NSPCC Garden of Magical Childhood,  designed by Adam Woolcott and Jonathan Smith
The NSPCC Garden of Magical Childhood, designed by Adam Woolcott and Jonathan Smith, and winner of a Silver Gilt medal, reflects nostalgic concepts of our early years, with an enchanting tree house taking centre stage and a collection of vintage toys. Look out for all the pebbles in the wishing pond with their individual messages, inscribed by NSPCC supporters.
Um Garreg, designed by brothers Harry and David Rich, both first timers at Chelsea
Un Garreg (One Stone) also won a Gold medal - this garden, designed by Harry and David Rich - two brothers who are first timers at Chelsea, who've drawn on the Welsh landscape of Brecon where they grew up - is both simple and harmonious and would be easy to replicate at home, if you knew a good dry stone waller! 
Walkers' Pine Garden by Graham Bodle won a Silver medal
Walkers' Pine Garden, designed by Graham Bodle takes inspiration from some of Britain's great gardens including Rousham for the rill and Chatsworth for the gold leaf gilding on the obelisks, and shows just how much you can pack into a tiny space, with innovative planting and some interesting features. The wall sculpture celebrates RHS Chelsea's Centenary. 
Le Jardin De Yorkshire, designed by Alistair Baldwin Associates
Even simpler is the design of Le Jardin De Yorkshire, inspired by the county's successful bid to host the 2014 start of the Tour de France. The water feature at the front of the garden lists many of the villages and towns that cyclists will visit when they set off next year. This garden won a Silver Gilt medal for designer, Alistair Baldwin Associates.
The Herbert Smith Freehills Garden for WaterAid - a blaze of marigolds
The Herbert Smith Freehills Garden for WaterAid is inspired by the the work of the charity WaterAid in India - a blaze of colour, reflecting the benefits of access to clean water, improved hygiene and sanitation, even when water is scarce. Designed by Patricia Thirion and Janet Honour and winner of a Gold medal.
To see Gold Medal gardens in the Show Garden category at Chelsea this year, click here


  1. How delightful they all are! Thanks Charlotte, for sharing with those of us not attending. These are a real treat and seem so much more like real garden places than some of the larger works.

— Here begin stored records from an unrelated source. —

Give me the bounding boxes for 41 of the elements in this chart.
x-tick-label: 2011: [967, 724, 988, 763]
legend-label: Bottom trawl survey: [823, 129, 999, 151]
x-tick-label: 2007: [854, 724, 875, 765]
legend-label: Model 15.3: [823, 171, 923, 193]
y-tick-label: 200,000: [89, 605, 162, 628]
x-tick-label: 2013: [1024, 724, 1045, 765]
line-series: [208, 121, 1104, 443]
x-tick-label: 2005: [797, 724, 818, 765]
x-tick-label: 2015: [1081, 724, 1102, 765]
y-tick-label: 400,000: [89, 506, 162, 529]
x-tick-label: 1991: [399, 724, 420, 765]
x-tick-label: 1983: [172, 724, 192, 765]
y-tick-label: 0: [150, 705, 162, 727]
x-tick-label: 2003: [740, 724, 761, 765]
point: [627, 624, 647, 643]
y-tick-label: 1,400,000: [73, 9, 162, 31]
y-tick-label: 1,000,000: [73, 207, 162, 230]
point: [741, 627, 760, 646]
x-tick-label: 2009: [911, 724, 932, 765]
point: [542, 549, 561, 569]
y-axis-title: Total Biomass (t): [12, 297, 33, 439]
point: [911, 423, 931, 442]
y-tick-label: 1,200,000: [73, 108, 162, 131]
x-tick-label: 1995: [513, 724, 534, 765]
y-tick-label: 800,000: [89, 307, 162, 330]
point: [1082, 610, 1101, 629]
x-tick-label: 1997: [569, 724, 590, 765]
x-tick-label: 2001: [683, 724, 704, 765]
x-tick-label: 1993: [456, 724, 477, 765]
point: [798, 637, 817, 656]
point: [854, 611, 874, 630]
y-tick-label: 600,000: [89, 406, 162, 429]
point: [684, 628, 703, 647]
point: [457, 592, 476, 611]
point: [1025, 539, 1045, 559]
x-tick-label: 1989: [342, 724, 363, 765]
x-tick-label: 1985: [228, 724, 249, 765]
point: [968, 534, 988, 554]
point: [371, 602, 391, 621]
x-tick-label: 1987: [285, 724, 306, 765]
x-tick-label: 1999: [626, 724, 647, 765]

  2. Not a huge fan, to be honest. Too much that seems like forced cuteness. I do like the WaterAid garden, maybe just because of the reference to India and the very Indian use of so many marigolds.

  3. Charlotte, Thanks so much for your posting today. I wish that some day I could get to the Chelsea Garden Show. When any one of you from over on the other side of the Big Pond post photos of the show, I get jealous. It is such a creative garden show. I always get an idea or two when I see photos from there. Thanks again.

  4. Hi Charlotte,
    We haven't been able to get to Chelsea, but will be at Hampton Court this year. The artisan gardens are what it's all about, and they look quite special. All too often the large displays by noted designers leave me cold. The 'Stop the Spread' garden, although very clever, was I feel wrongly placed at such a show. It's designer quite rightly sources her plants from uk nurseries such as Hilliers, and that's commendable, but most designers and landscapers today are the main culprits when it comes to the import of diseased foreign specimen shrubs. Perhaps it could instead be made into a permanent display in Hyde Park for future generations to take note. There are sadly too many gardens at shows now with some sort of agenda, and the artisan gardens you mention bring it all back to the core of what it's all about. Pleasing to the eye. Thanks for the interesting post.